Le manque d’attractivité de certains territoires est évidemment pour beaucoup dans ces inégalités. Il est clair qu’on ne fera jamais venir un jeune médecin, avec son conjoint, dans une commune où il n’y a pas une offre de services de qualité ou un accès au numérique de nouvelle génération !
Les conditions brutales et souvent anarchiques dans lesquelles sont conduites, depuis quelques années, les restructurations hospitalières ont également un impact fort. Elles démotivent les professionnels et désorganisent la coordination des soins.
Enfin, la désaffection pour la médecine généraliste et l’exercice libéral y est aussi pour quelque chose. La carrière de médecin fait, certes, encore rêver des générations de jeunes gens qui y voient non seulement une manière de gagner leur vie, mais aussi une forme d’engagement, d’altérité, d’humanisme. En revanche, à la différence de leurs aînés, les jeunes diplômés rejettent le schéma traditionnel du médecin à tout faire, isolé dans son cabinet, corvéable jour et nuit.
Parmi les nouveaux inscrits à l’ordre au 1er janvier 2010, moins d’un sur dix exerce en cabinet, deux tiers optent pour une activité salariée et un quart pour des remplacements. Ce faible attrait pour l’exercice libéral se vérifie même en radiologie, discipline souvent pointée comme l’une des plus lucratives.
Contrairement aux idées reçues, ce n’est pas le niveau insuffisant de la rémunération qui prime dans le refus de l’installation, mais surtout la charge administrative trop lourde, la solitude de l’exercice ou encore les contraintes des gardes.
Face à cette évolution préoccupante, qui ne date pas d’hier, on ne peut plus se contenter de mesures isolées, de promesses.
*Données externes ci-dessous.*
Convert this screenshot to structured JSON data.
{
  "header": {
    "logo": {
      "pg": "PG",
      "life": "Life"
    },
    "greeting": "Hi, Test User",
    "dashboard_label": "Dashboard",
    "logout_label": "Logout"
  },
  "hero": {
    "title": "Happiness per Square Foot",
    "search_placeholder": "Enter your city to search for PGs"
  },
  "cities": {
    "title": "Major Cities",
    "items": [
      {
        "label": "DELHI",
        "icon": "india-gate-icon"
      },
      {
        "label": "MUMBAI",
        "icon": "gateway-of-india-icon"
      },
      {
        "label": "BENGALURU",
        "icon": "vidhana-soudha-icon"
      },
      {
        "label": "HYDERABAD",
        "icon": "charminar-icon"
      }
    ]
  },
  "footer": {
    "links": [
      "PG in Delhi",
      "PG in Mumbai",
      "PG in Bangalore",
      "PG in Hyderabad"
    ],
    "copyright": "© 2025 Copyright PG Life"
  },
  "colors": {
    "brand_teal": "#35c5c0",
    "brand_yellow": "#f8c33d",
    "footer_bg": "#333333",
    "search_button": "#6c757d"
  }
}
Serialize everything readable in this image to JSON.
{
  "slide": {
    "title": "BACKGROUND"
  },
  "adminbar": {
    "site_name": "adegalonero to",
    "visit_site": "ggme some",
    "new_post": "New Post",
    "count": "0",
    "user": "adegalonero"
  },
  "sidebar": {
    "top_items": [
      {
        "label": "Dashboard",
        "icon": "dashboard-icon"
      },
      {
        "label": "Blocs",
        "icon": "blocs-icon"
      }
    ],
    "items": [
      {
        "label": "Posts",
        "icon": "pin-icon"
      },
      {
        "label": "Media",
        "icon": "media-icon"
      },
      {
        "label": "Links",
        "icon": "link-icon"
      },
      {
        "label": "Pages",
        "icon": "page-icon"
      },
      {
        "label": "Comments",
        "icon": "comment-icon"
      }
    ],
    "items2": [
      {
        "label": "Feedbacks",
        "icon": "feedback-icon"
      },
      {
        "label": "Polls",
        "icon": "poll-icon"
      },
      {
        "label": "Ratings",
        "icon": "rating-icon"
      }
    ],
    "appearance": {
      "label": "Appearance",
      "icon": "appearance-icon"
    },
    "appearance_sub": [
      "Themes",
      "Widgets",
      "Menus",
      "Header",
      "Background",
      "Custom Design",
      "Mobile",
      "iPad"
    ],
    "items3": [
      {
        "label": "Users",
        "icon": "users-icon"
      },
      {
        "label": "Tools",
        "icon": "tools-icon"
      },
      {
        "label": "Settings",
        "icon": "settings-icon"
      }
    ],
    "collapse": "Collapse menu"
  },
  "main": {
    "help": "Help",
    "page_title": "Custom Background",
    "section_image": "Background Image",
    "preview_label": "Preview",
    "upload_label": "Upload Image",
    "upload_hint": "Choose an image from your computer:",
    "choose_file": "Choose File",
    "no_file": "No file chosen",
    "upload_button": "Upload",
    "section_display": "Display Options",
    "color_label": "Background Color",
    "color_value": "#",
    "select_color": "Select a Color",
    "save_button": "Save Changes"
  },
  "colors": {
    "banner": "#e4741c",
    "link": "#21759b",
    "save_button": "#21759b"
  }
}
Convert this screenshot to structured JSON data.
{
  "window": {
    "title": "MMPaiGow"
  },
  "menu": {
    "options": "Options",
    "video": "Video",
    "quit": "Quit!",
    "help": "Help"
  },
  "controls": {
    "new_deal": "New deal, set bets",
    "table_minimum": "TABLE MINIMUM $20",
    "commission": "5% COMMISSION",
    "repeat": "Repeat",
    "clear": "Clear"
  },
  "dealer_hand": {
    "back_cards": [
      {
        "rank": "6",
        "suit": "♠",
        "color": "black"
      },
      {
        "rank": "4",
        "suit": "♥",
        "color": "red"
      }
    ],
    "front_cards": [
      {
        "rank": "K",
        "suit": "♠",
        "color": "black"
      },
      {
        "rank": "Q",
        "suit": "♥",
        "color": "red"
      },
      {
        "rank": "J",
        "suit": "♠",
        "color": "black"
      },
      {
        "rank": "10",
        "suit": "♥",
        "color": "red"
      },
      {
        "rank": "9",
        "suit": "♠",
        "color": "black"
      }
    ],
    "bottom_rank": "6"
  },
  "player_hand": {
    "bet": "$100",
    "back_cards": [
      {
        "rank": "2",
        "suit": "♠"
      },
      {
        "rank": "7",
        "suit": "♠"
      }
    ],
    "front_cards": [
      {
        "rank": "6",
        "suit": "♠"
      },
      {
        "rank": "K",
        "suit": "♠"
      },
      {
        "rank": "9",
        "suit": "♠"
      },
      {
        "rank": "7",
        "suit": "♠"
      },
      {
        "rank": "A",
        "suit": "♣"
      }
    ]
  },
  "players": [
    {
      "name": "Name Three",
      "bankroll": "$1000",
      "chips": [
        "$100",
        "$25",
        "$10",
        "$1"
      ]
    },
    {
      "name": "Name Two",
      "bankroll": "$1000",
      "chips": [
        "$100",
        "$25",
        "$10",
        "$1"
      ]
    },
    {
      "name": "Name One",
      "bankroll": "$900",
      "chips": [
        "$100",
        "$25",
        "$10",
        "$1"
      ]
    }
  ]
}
De telles inégalités entre territoires ne sont pas admissibles dans notre république !
Ce ne sont ni les incitations fiscales et sociales en zones de revitalisation rurales, ni la réforme de la première année des études médicales qui a été engagée cette année, ni les quelques mesures de la loi portant réforme de l’hôpital et relative aux patients, à la santé et aux territoires, dite loi HPST – certaines, comme la régionalisation du numerus clausus, la reconnaissance de la médecine de premier secours ou le contrat d’engagement de service public, étaient au demeurant positives... – qui régleront le problème durablement.
On le sait, la pénurie de médecins va s’aggraver avec le vieillissement de la population médicale. Actuellement, dans mon département de l’Hérault, 60 % des médecins sont âgés de plus de soixante ans.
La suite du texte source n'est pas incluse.